Perhaps the most significant catalyst behind wearables is the rise of Edge Computing. As the IoT market continues to thrive, so too must IT managers be able to securely and efficiently address the vast amounts of data generated by it. Edge Computing helps organisations to resolve this challenge, while at the same time enabling new methods of gathering, analysing and redistributing data and derived intelligence. Processing data at the edge reduces strain on the cloud so users can be more selective of the data they send to the network core. Such an approach also makes it easier for cyber-attacks to be identified at an early stage and restricted to a device at the edge. Data can then be scanned and encrypted before it is sent to the core.

As more and more wearable devices and applications are developed with business efficiency and enablement in mind, Edge Computing’s role will become increasingly valuable – helping organisations to achieve $2 trillion in extra benefits over the next five years, according to Equinix and IDC research.

Photo by Kathryn Bacher.

Where will wearables have an impact?

At the same time as these technological developments are aiding the rise of wearables, so too are CIOs across various sectors recognising how they can best use these devices to enhance mobile productivity within their organisation – another factor which is helping to solidify the market. In particular it is industries with a heavy reliance on frontline and field workers – such as logistics, manufacturing, warehousing and healthcare – which are adopting solutions like AR smart glasses. The use case for each is specific to the sector, or even the organisation itself, but this flexibility is often what makes such devices so appealing. While wearables for the more traditional office worker may offer a different but no more efficient way for workers to conduct every day tasks such as checking emails and answering phone calls, for frontline and field workers they are being tailored to meet their unique demands and enhance their ability to perform specific tasks.

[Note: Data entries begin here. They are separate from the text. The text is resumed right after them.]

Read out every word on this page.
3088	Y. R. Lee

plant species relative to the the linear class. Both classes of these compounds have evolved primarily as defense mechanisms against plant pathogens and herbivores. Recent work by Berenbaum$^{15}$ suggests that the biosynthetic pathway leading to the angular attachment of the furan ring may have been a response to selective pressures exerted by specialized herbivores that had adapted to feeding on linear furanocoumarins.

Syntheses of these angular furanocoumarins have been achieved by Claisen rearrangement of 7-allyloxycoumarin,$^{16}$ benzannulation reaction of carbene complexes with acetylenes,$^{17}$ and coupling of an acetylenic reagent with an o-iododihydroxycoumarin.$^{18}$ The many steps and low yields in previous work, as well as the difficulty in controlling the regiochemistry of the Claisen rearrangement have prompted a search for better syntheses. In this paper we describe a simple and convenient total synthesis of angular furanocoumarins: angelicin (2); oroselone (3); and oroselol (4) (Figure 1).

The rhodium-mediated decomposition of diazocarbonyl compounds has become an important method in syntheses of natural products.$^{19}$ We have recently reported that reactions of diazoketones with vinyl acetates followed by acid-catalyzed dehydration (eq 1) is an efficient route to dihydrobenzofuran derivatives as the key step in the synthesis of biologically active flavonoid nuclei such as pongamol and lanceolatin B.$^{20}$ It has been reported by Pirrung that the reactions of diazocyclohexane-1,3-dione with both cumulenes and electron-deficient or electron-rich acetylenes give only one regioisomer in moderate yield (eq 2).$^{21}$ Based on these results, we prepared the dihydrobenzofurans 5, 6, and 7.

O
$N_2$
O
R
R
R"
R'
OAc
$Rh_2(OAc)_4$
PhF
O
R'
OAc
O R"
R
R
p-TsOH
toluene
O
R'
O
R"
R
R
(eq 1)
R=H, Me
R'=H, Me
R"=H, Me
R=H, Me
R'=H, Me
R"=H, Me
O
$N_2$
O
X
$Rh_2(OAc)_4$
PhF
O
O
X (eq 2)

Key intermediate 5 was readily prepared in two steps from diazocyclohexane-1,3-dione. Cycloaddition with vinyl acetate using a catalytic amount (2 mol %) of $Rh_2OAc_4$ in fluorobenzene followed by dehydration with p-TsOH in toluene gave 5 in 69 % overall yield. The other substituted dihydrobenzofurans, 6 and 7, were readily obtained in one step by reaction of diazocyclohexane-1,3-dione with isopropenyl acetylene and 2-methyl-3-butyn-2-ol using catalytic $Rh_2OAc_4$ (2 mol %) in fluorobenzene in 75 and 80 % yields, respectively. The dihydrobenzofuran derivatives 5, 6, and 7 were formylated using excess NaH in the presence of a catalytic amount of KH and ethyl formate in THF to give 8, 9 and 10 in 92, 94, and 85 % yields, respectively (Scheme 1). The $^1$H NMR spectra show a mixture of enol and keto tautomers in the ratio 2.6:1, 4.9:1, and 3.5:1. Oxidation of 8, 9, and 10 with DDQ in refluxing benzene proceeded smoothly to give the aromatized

Take for example boiler engineers conducting an annual service, who could potentially use AR smart glasses to overlay the schematics of the boiler to enable a hands-free view of service procedures – meaning that when a fault becomes a barrier to repair, the engineer is able to use collaboration software to call for assistance from a remote expert. Elsewhere, in the healthcare sector smart eyewear may support clinicians with hands-free identification of patient records, medical procedures and information on medicines and results.

Such examples demonstrate the immediate and diverse potential of wearables across different verticals. With enterprise IT infrastructure now in the position to embrace such technologies, it is this ability to deliver bespoke functionality to mobile workers which will be the catalyst for continued uptake throughout 2018 and beyond.